Was ist neu

Es war perfekt

Mitglied
Beitritt
29.03.2012
Beiträge
1

Es war perfekt

Immer, wenn er dieses Lied hörte, wurde er wieder nachdenklich. Beim Refrain sang sie damals leise mit. Es war perfekt. Es war einer dieser Momente, die man gerne immer wieder erleben würde. Ein Moment unglaublicher Nähe. Als wäre man für immer zusammen. Im Verlauf des Abends waren sie immer näher zusammengerückt. Und schliesslich war doch nichts passiert. Am nächsten Tag dann die grosse Ernüchterung. Immer noch träumte er dem Abend zuvor nach. Doch als er ihr dann in der Schule auf dem Gang zum ersten mal wieder begegnete, reichte es knapp für ein nettes "Hallo", und auf den schönen Traum folgte das unweigerliche Erwachen. Alles war wieder normal, kein Hauch mehr von der romantischen Stimmung, der fast unerträglichen Spannung, die zwischen ihnen in der Luft gelegen hatte. Diese Spannung war es, die ihn dazu verleitet hatte, sicher zu sein, dass sie für ihn genau dasselbe empfand. Und nun war es, als wäre alles wieder in den Anfangszustand zurückversetzt worden, als hätte es den letzten Abend nie gegeben. Auch seine Gefühle waren wieder die gleichen. Ein fast schon unangenehm starkes Bedürfnis, ihr nahe zu sein, und die quälende Unklarheit. Ein ständiges, unerträgliches hin und her. Er wusste nicht weiter. Er wusste nicht, ob er sie fragen sollte, ob sie Lust hätte, sich mal mit ihm zu treffen. Er wusste nicht, wie er es angehen sollte. Immer wieder hatte es Momente gegeben, die perfekt gewesen wären. Doch wenn es soweit war, hielt er sich immer wieder selbst davon ab, etwas zu versuchen. Es war die Ungewissheit, die ihm Angst machte, Angst davor, dass er sich blamieren könnte. Dass er sich in eine peinliche Situation bringen könnte. Was, wenn sie mich nicht genauso sieht? Und am nächsten Morgen, als er sich in Gedanken wieder zurückversetzte, war er noch ein bisschen verunsicherter als zuvor. Und doch bereute er es, dass er nie etwas unternahm. Wenn sie nichts von dir will, bist du wieder gleich weit wie zuvor, sagte er sich. Warum also nicht mal das Risiko eingehen. Und dann wieder die Angst. Und er fragte sich, ob er sich jemals überwinden könnte.

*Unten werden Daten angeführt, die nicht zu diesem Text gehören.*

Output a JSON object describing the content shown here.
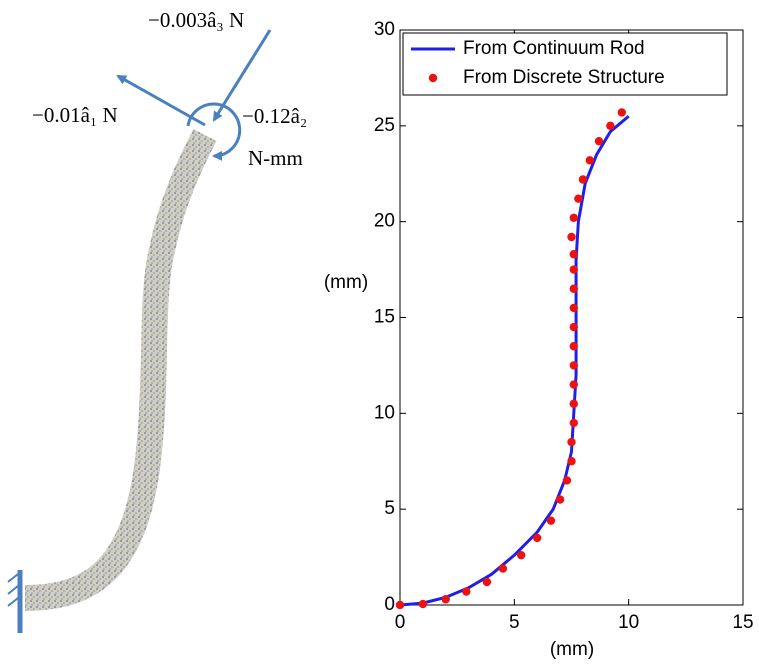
{
  "annotations": [
    "−0.003â₃ N",
    "−0.01â₁ N",
    "−0.12â₂",
    "N-mm"
  ],
  "chart_data": {
    "type": "line",
    "xlabel": "(mm)",
    "ylabel": "(mm)",
    "xlim": [
      0,
      15
    ],
    "xticks": [
      0,
      5,
      10,
      15
    ],
    "ylim": [
      0,
      30
    ],
    "yticks": [
      0,
      5,
      10,
      15,
      20,
      25,
      30
    ],
    "legend": "upper left",
    "series": [
      {
        "name": "From Continuum Rod",
        "color": "#1f1fe8",
        "style": "line",
        "x": [
          0,
          1,
          2,
          3,
          4,
          5,
          6,
          6.7,
          7.2,
          7.5,
          7.6,
          7.7,
          7.7,
          7.7,
          7.7,
          7.8,
          8.1,
          8.6,
          9.2,
          10
        ],
        "values": [
          0,
          0.1,
          0.4,
          0.9,
          1.6,
          2.6,
          3.8,
          5,
          6.5,
          8,
          10,
          12,
          14,
          16,
          18,
          20,
          22,
          23.5,
          24.7,
          25.5
        ]
      },
      {
        "name": "From Discrete Structure",
        "color": "#ee1111",
        "style": "markers",
        "x": [
          0,
          1,
          2,
          2.9,
          3.8,
          4.5,
          5.3,
          6,
          6.6,
          7,
          7.3,
          7.5,
          7.5,
          7.6,
          7.6,
          7.6,
          7.6,
          7.6,
          7.6,
          7.6,
          7.6,
          7.6,
          7.6,
          7.5,
          7.6,
          7.8,
          8,
          8.3,
          8.7,
          9.2,
          9.7
        ],
        "values": [
          0,
          0.05,
          0.3,
          0.7,
          1.2,
          1.9,
          2.6,
          3.5,
          4.4,
          5.5,
          6.5,
          7.5,
          8.5,
          9.5,
          10.5,
          11.5,
          12.5,
          13.5,
          14.5,
          15.5,
          16.5,
          17.5,
          18.3,
          19.2,
          20.2,
          21.2,
          22.2,
          23.2,
          24.2,
          25,
          25.7
        ]
      }
    ]
  }
}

Immer, wenn er dieses Lied hörte, wurde er wieder nachdenklich. Und er hörte ihre Stimme, wie sie leise mitsang. Es war perfekt. Aber wahrscheinlich wird doch nichts daraus.

 
Zuletzt bearbeitet:

Hallo darkside,

und Willkommen bei KG.de.

Deine Geschichte hat mir leider nicht so sehr gefallen. Ich mag das Thema gern, dass es scheinbar Momente der Nähe gibt, aus denen dann nichts wird, weil die Angst zwischen den beiden steht.
Aber in diesem Textchen fehlt so ziemlich alles, was eine Kurzgeschichte charakterisiert. Es gibt keine Handlung, keine Charaktere, keine Spannung. Oder zumindest hältst Du alles so klein, das ich es kaum bemerke.
Mir würde es sehr viel besser gefallen, wenn der Text plastischer wäre, wenn ich an dem Abend dabei sein könnte, wenn Du mir zeigen würdest, was da genau passiert. "Show don't tell" - eine ganz wichtiger Grundsatz. Wie ein Kameramann sollte der Autor hinter seinen Figuren stehen und alles aufschreiben, was er durch das Fensterchen sehen kann, dass schreibst er auf und dann beginnt beim Leser eine Art Kopfkino. Und dieses Kopfkino, was entstehen kann, das ist es dann, was man eine Kurzgeschichte nennt.
Wenn ich mir Deine Geschichte als Film vorstelle, dann sehe ich jemanden zu, der denkt. Wie spannend ist das?

Jetzt nicht den Kopf in den Sand stecken. Schreiben ist vor allem lernen, wie man ein Instrument spielen lernen muss, bevor man sein erstes Konzert geben kann. Und dafür ist dieses Forum ja da. Und die Idee, die Basis der Geschichte, die ist sehr gut. Fehlt nur noch der Kameramann ;).
Wenn es Dir Ernst mit dem Schreiben ist, schau mal hier vorbei, dass könnte interessant für Dich sein. Versuch es einfach mal, dem Text ein bisschen mehr Leben einzuhauchen und beobachte, wie er sich verändert.

Liebe Grüße Fliege

 

Hallo & herzlich willkommen hierorts,

liebe darkside.

Nachdem Paul McCartney (in Zusammenarbeit mit John Lennon) When I’m Sixty-Four geschrieben hatte, bemerkte er ganz trocken, dass sie alle (womit er alle Rock ’n’ Roller meinte) mit vierzig Jahren Schlager (nix anderes sind “pop songs“) schrieben, die den Wünschen des Publikums weitgehend entgegen kämen und somit Kitsch produzierten, der aber einen hohen Erinnerungswert besäße.
Er konnte 1967 nicht ahnen, dass Lennon, der intellektuelle Bremser McCartneys Neigungen zum Glatten und Gefälligen hin, es ernst mit der Trennung von den Beatles meinte, so dass McCartney spätestens 1970 (also mit nicht einmal 30 Jahren) ohne Korrektor Schlager zu produzieren begann, und schon gar nicht hatte er mit Dylan und Young gerechnet, die sich heute im Rentenalter immer noch nicht für Trends interessieren.
Dem Schlagerfuzzy ist ein Schlager Objekt der Erinnerung an i. d. R. schöne Momente im Leben – als wär’s gestern gewesen …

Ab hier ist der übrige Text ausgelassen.